Until late spring, the United States had been pleased with the expansion of government control over a growing number of “administrative areas” that had once been war-torn parts of Angola or UNITA-held territory. But that too has virtually ceased, the officials said. The peace first began to crumble during May fighting between former rebels and government forces around Lunda Norte province in the northeast.

The Security Council this week called for UNITA to take “irreversible and concrete steps immediately to fulfill its obligations,” including three specific actions to get the peace accord back on track. Among them, demilitarizing its rebel forces, cooperating with government expansion and transforming its radio station into a nonpartisan media outlet.

Information supplied by UNITA on its troop strength and the activities of its radio station also have been rejected recently as inadequate or inaccurate.

U.N. Secretary-General Kofi Annan has been asked to report back to the Security Council by Aug. 15, when new sanctions will be considered.

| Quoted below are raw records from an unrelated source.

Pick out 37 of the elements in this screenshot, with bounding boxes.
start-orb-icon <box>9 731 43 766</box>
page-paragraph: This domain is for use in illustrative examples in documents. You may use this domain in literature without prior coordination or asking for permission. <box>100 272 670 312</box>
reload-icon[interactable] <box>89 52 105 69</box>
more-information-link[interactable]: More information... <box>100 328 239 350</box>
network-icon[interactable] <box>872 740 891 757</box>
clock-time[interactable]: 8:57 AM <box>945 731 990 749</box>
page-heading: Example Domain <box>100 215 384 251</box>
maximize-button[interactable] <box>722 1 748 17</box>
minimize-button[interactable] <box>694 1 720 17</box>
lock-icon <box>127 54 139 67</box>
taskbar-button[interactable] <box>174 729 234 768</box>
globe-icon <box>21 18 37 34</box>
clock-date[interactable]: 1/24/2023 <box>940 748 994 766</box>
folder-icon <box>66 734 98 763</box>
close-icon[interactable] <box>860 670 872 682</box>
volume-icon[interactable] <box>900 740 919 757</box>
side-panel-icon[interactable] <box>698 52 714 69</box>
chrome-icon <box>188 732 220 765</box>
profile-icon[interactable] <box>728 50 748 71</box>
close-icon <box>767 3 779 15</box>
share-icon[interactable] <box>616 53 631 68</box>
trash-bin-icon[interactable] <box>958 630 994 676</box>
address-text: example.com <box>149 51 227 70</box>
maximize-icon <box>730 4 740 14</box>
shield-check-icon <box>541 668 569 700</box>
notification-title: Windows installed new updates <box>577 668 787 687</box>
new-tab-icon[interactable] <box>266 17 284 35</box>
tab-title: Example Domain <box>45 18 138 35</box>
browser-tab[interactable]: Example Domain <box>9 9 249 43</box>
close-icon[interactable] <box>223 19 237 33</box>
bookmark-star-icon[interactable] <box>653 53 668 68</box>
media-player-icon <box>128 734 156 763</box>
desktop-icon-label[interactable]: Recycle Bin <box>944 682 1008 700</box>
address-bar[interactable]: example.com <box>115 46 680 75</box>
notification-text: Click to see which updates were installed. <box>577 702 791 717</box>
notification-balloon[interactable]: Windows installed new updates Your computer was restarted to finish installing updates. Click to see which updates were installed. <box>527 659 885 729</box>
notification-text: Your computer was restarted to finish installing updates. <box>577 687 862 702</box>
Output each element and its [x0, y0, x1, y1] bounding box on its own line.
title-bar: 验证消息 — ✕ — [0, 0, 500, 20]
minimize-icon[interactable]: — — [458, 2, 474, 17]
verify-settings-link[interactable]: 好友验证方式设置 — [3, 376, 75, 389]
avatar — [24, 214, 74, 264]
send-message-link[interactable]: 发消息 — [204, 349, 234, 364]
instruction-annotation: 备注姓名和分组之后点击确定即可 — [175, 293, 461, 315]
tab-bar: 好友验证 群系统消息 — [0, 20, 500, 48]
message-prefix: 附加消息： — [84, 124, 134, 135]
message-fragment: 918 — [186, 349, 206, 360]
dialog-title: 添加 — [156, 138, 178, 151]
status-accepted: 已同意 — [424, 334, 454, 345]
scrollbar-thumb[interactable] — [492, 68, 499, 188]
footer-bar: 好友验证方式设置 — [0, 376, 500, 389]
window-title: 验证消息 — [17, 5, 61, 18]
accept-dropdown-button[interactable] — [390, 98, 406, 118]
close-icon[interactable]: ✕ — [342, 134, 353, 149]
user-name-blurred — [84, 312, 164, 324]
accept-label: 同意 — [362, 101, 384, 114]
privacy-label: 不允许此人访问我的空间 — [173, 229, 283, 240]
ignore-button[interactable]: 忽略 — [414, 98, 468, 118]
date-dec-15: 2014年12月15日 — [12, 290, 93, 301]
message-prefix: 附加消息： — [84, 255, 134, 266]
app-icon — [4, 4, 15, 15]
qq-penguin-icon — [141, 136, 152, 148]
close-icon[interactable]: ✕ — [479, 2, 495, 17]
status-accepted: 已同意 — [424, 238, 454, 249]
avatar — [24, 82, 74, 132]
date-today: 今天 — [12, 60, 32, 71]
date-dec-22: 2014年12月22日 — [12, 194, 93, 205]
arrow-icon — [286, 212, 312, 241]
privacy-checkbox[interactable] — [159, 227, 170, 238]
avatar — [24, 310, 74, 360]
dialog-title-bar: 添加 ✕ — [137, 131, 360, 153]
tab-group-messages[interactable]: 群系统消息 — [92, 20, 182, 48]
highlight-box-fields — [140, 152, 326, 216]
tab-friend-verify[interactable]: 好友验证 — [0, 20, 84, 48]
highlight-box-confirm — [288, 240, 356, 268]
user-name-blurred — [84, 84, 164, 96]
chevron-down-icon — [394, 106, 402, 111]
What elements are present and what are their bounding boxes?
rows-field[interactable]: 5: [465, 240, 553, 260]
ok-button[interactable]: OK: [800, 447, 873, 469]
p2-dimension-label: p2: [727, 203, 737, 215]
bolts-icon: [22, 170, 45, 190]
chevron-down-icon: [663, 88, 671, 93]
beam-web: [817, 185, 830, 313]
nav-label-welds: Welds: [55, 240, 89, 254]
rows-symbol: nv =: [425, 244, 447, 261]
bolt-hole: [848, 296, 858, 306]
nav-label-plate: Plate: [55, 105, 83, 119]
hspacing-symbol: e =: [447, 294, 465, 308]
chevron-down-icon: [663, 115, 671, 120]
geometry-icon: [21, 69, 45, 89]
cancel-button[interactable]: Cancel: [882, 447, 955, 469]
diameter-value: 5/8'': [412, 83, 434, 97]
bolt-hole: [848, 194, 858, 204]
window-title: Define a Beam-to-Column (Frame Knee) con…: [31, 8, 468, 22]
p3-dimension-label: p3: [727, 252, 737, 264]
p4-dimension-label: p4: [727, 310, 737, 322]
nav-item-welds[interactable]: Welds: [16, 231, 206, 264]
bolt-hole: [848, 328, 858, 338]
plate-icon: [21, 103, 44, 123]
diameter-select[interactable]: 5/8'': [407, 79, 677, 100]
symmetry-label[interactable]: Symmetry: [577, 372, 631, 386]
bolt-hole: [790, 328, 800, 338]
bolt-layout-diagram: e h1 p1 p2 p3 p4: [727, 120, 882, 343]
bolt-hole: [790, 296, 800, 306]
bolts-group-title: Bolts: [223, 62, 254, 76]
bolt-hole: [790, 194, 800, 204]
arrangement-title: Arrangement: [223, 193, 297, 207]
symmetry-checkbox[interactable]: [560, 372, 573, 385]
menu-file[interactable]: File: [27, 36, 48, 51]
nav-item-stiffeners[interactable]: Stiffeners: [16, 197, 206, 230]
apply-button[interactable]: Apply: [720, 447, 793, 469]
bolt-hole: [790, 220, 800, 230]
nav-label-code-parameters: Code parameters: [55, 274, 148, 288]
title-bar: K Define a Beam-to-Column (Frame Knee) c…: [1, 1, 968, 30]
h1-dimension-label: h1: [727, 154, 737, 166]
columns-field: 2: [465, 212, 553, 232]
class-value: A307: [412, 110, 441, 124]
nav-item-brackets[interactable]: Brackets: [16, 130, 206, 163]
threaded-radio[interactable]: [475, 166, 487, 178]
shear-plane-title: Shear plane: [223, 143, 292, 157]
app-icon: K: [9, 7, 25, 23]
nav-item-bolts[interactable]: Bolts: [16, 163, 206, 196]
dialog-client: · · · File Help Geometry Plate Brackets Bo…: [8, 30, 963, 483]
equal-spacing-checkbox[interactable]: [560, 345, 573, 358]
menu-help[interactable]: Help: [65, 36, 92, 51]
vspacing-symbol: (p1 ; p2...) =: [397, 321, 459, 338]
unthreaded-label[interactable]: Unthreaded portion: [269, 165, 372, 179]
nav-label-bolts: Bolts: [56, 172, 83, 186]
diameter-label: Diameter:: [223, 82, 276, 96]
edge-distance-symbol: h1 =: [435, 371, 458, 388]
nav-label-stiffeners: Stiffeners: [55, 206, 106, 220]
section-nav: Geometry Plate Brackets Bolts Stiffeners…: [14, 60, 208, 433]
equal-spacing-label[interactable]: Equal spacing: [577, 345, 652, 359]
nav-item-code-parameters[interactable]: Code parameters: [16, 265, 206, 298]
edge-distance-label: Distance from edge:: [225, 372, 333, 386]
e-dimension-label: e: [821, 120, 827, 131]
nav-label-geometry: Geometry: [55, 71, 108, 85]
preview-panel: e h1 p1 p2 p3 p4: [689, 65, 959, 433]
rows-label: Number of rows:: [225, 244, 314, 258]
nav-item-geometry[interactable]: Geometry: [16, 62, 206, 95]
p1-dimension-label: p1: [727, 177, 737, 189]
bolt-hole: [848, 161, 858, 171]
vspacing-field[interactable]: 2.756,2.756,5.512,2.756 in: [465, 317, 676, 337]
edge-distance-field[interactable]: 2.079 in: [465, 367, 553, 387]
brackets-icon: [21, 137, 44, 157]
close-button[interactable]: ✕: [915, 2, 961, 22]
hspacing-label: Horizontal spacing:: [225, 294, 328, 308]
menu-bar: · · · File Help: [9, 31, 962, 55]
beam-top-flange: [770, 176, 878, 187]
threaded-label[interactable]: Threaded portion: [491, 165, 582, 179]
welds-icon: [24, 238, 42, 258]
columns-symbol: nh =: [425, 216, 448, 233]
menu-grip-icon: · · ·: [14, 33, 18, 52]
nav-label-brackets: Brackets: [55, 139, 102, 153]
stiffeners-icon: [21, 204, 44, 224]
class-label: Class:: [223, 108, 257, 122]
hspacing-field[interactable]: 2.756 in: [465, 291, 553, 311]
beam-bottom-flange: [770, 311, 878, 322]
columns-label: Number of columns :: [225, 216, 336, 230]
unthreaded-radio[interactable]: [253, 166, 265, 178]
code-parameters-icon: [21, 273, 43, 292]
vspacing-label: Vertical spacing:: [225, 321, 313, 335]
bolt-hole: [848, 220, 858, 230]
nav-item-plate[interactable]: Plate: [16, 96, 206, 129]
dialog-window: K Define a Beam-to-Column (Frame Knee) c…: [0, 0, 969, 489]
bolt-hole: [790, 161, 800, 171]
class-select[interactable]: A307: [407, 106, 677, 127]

The U.N. effort to bring peace to Angola had cost about $1 million a day to support troops and staff until the world body decided last month to replace peacekeepers with unarmed observers.

Savimbi has been under a limited arms and oil embargo since 1993.

Under the terms of the peace accords, Savimbi has a government-paid position as Angola’s official opposition. But he has refused to go to Luanda and failed to stay within the parameters of the job description or to live up to pledges this year to demilitarize troops--the most recent promise having been made last month, according to the U.S. and U.N. officials.